Un bicentenaire de grâces qui embrasse l’avenir avec espérance

            La simplicité, l’humilité et la charité sont les valeurs que Sainte Emilie de Rodat a respectées tout au long de sa vie. Cette sainte qui a tout sacrifié, qui a mené une vie simple, n’avait point besoin d’argent pour son luxe mais pour aider les pauvres, les plus démunis même, pour les éduquer et leur donner de quoi manger, tout cela par charité. Elle nous dit « Regardons les choses comme nous les verrons au moment de la mort. Les idées paraissent tristes, néanmoins elles sont le principe de la véritable joie ». En effet, d’après Sainte Emilie, la véritable joie est assurée par le fait que l’homme aide ses frères. En outre, en tant qu’élèves de la Sainte Famille, donc élèves de Sainte Emilie de Rodat, nous sommes invités à vivre simplement, à aider autant que possible notre entourage par charité et à vivre l’humilité.
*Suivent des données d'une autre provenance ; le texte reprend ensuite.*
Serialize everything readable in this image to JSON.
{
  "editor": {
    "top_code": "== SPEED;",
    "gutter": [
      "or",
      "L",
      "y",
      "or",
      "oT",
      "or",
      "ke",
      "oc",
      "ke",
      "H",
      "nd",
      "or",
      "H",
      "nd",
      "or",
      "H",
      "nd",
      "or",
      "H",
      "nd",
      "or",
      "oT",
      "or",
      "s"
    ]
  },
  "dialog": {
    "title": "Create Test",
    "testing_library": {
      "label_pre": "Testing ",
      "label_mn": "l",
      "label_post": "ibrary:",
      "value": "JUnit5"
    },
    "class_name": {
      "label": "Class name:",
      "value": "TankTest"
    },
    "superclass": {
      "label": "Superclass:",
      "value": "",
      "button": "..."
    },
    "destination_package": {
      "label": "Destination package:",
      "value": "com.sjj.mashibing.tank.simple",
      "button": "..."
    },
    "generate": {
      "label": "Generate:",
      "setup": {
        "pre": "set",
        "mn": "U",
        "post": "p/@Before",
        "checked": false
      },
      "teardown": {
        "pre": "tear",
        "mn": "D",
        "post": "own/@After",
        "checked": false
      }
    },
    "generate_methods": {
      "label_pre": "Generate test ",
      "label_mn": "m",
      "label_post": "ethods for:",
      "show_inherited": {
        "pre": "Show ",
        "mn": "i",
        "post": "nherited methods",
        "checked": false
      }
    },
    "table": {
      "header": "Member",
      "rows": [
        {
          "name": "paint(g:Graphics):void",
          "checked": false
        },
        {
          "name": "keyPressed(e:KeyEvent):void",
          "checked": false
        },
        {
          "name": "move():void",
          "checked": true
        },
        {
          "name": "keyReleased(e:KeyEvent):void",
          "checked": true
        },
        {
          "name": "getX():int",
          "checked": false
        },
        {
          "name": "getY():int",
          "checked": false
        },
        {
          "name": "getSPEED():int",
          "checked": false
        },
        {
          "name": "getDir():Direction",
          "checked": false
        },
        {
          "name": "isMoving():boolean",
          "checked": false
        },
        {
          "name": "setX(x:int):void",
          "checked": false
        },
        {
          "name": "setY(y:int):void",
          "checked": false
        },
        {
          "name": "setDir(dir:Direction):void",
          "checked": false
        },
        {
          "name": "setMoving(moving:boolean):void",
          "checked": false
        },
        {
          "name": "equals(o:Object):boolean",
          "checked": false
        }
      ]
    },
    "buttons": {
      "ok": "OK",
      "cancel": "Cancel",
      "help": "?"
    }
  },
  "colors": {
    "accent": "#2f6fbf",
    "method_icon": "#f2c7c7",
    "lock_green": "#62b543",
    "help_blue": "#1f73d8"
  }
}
Il est vrai que peu d’entre nous ont la capacité de faire ce que font les saints, donc de sacrifier leur vie complète pour secourir les autres. Cependant, les travaux sociaux que le collège nous invite à pratiquer sont aussi un moyen d’aider par charité, un moyen de vivre simplement les véritables joies. Sacrifier un petit moment pour veiller aux besoins des autres est une des leçons délivrées par notre établissement. Ces personnes en besoin ne sont pas seulement ceux qui sont aidées par les associations mais peuvent être n’importe qui, nos camarades de classe, un homme dans la rue ou même nos parents.